The Messenger RNA vaccines, which emerged with the Covid-19 crisis, represent the culmination of a therapeutic revolution that can also be used against AIDS and certain types of cancer, after decades of research marked by many setbacks.
– How it works ?
Messenger RNA is present in all cells and allows them to function for the proper functioning of the body. It acts as a mediator between the genetic code of DNA and cell activity.
Specifically, messenger RNA is a temporary copy of a small portion of DNA, which is permanently present in the cell nucleus. This copy is used as a code for the production of certain proteins.
With mRNA processing, these parts of the genetic code are inserted from the outside. So it is created artificially in the lab and is no longer made of DNA.
At the moment, the main application remains vaccination against Covid 19 with two names now known: Pfizer / BioNTech and Moderna vaccines.
They lead the cells to reproduce the proteins in the virus – “antigens” – in order to train the immune system to recognize and neutralize them.
The classic vaccine also seeks to habituate the body to a virus — or other infectious agents — but it does so by introducing it directly into the body, in an attenuated or inactivated form. Some, newer, only inject virus antigens.
The revolution in the messenger RNA vaccine is to get cells to work directly to produce these antigens. As with other vaccines, the immune system then reacts, particularly by producing antibodies.
– how do we get there?
This is the culmination of 40 years of research. Beginning in the late 1970s, researchers successfully inserted messenger RNA into cells in the lab and had them produce proteins.
This type of experiment has been gradually revised and can be reproduced on animals, in this case mice, after ten years.
But we were far from making it a cure. For years, the research has faced two main difficulties.
First, the cells did not accept well the synthetic messenger RNA, which potentially has an immune response with catastrophic effects. Second, mRNA, unlike DNA, is very unstable, which makes it difficult to insert without any modification.

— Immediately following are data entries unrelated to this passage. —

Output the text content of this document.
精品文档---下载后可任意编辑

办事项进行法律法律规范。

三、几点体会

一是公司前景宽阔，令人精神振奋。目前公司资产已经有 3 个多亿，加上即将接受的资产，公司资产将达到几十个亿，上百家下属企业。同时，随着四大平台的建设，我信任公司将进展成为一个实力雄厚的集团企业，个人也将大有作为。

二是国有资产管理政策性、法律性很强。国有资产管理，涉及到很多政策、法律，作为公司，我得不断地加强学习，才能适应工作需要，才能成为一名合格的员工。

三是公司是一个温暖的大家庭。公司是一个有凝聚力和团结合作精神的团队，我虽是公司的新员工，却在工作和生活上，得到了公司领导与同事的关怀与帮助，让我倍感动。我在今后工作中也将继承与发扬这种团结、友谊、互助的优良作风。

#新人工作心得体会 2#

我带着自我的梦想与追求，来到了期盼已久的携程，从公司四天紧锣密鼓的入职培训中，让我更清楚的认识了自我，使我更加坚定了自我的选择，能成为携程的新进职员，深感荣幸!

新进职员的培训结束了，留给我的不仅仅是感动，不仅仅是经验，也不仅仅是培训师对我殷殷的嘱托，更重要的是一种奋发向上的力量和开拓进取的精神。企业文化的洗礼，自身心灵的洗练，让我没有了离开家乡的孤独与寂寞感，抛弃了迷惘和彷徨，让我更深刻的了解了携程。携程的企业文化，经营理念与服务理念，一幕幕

In the lead, a major discovery was made in the 1990s, with researchers Katalin Kariko and Drew Weissmann, who have won multiple awards since then, showing that cells readily accept a slightly modified version of mRNA.
Second, it also took years of research to develop the right coat: a mixture of tiny fat particles, which protect messenger RNA and are well tolerated by the body.
At the same time as these developments, the first pharmaceutical startups appeared to be betting on messenger RNA, such as Germany’s Curevac in 2000.
But it took another twenty years for the sector to develop vaccines that were convincing in humans — which appeared faster to animals — in the face of regular waves of doubt about the technology’s true potential.
– And now?
The pharmaceutical sector is working first to develop other mRNA vaccines against diseases that have hitherto been resistant to vaccination.
This is, for example, the case of AIDS, malaria or, to a lesser extent, seasonal influenza, in which the effectiveness of current vaccines is very erratic.
The two giants, Pfizer and Sanofi, are working on their own on the mRNA flu vaccines. BioNTech will launch trials of a malaria vaccine and Moderna against AIDS.
Considerations vary for each of these diseases. But, roughly speaking, it is the flexibility that mRNA allows and the ability to produce antigens by the organism itself that makes it possible to expect much of it.
Thus, clinical trials are underway to evaluate treatments against some types of cancer. They are also qualified as vaccines, but their principle is very different from their principles against infectious diseases.
The idea is to take cancer cells from a patient and then develop and inject a treatment that will allow their bodies to recognize and attack the tumors. Once again, mRNA flexibility is critical for these “personalized” vaccines.
But the promises of messenger RNA are broader. It can allow the human body to produce proteins that some people cannot produce, especially due to genetic diseases.
“You can encode any protein in mRNA, so there are many potential applications,” biochemist Norbert Bardi, who specializes in the topic at the University of Pennsylvania, told AFP.